Same-sex marriage petitions hearing begins in Supreme Court of India

The issue of legal recognition for same-sex marriage comes up in the Supreme Court of India today, as a five-judge Constitution bench of the Supreme Court will hear a batch of petitions. The hearing comes with the backdrop of the Centre’s opposition to such recognition.

Caption: A pride flag flies high after the Supreme Court of India decriminalised homosexuality in September 2018. Photo courtesy: Instagram/pride_march_kolkata

The bench comprises Chief Justice of India DY Chandrachud, and Justices SK Kaul, Ravindra Bhat, Hima Kohli, and PS Narasimha. In its application submitted two days ago, the Centre had said that the campaign for legal recognition for same-sex marriage was “a mere urban elitist view for the purpose of social acceptance”.

The Centre’s application said that a decision by the Supreme Court in recognising the right of same-sex marriage “would mean a virtual judicial rewriting of an entire branch of law”.

The application said that “appropriate legislature” was the “proper authority” for such a legal change, and that this “appropriate legislature” would have to take into account “broader views and voice of all rural, semi-rural, and urban population” and other factors such as religious beliefs and customs governing marriage, instead of focusing only on “urban elitist views”.

What the petitioners want

Today’s Supreme Court hearing will take up 20 petitions. Also scheduled for the court’s attention are intervention pleas by individuals, organisations, and government entities.

Today’s listed petitions are filed by same-sex couples who seek legal recognition of their ‘marriage’ and by activists for same-sex rights.

The petitioners have sought directions from the Supreme Court for legal registration of their ‘marriage’ under the various laws that are in effect in India — Special Marriage Act, the Hindu Marriage Act, Muslim Marriage Act, Parsi Marriage Act, etc. Some of the petitions also seek recognition of the ‘marriage’ of transgender persons.

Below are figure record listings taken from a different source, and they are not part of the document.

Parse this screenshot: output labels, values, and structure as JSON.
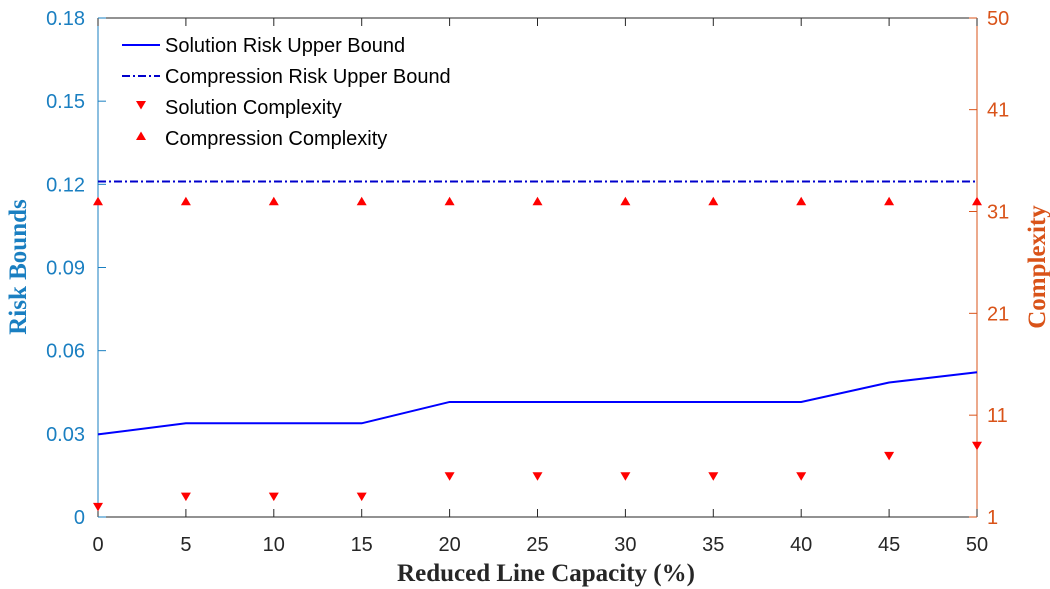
{
  "chart_data": {
    "type": "line",
    "title": "",
    "xlabel": "Reduced Line Capacity (%)",
    "ylabel_left": "Risk Bounds",
    "ylabel_right": "Complexity",
    "x": [
      0,
      5,
      10,
      15,
      20,
      25,
      30,
      35,
      40,
      45,
      50
    ],
    "xticks": [
      "0",
      "5",
      "10",
      "15",
      "20",
      "25",
      "30",
      "35",
      "40",
      "45",
      "50"
    ],
    "xlim": [
      0,
      50
    ],
    "ylim_left": [
      0,
      0.18
    ],
    "yticks_left": [
      "0",
      "0.03",
      "0.06",
      "0.09",
      "0.12",
      "0.15",
      "0.18"
    ],
    "ylim_right": [
      1,
      50
    ],
    "yticks_right": [
      "1",
      "11",
      "21",
      "31",
      "41",
      "50"
    ],
    "legend_position": "top-left",
    "series": [
      {
        "name": "Solution Risk Upper Bound",
        "axis": "left",
        "style": "solid",
        "color": "#0000ff",
        "values": [
          0.0298,
          0.0338,
          0.0338,
          0.0338,
          0.0415,
          0.0415,
          0.0415,
          0.0415,
          0.0415,
          0.0485,
          0.0522
        ]
      },
      {
        "name": "Compression Risk Upper Bound",
        "axis": "left",
        "style": "dashdot",
        "color": "#0000cc",
        "values": [
          0.121,
          0.121,
          0.121,
          0.121,
          0.121,
          0.121,
          0.121,
          0.121,
          0.121,
          0.121,
          0.121
        ]
      },
      {
        "name": "Solution Complexity",
        "axis": "right",
        "style": "marker-triangle-down",
        "color": "#ff0000",
        "values": [
          2,
          3,
          3,
          3,
          5,
          5,
          5,
          5,
          5,
          7,
          8
        ]
      },
      {
        "name": "Compression Complexity",
        "axis": "right",
        "style": "marker-triangle-up",
        "color": "#ff0000",
        "values": [
          32,
          32,
          32,
          32,
          32,
          32,
          32,
          32,
          32,
          32,
          32
        ]
      }
    ]
  }
}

Some of the petitions not only want legal recognition of same-sex marriage or trans marriage but also the same rights of LGBTQI+ couples as heterosexual couples. These rights span inheritance of property, taxation, banking, adoption and other matters that are relevant to couples.

Striking down of ‘notice and objections’

Several petitioners have sought that the mandatory “notice and objections” provision under the Special Marriage Act and Foreigners Marriage Acts be struck down. Their petitions say that the “notice”, which makes it public knowledge who is marrying whom, and gives family members or members of society a chance to raise an objection, could endanger the queer couple’s relationship, or even their lives.

Read ‘spouse’, not ‘husband/wife’

Raising the questions about whether (or not) LGBTQI+ persons had the right to marry a person of their choice; and whether (or not) denying them marriage rights would violate their right to life, liberty, dignity, health, autonomy, and privacy, the petitioners have asked if the provisions of the Special Marriage Act, Foreigners Marriage Act, Hindu Marriage Act, and other personal laws could be made gender-neutral, by reading ‘spouse’ instead of ‘husband’ or ‘wife’.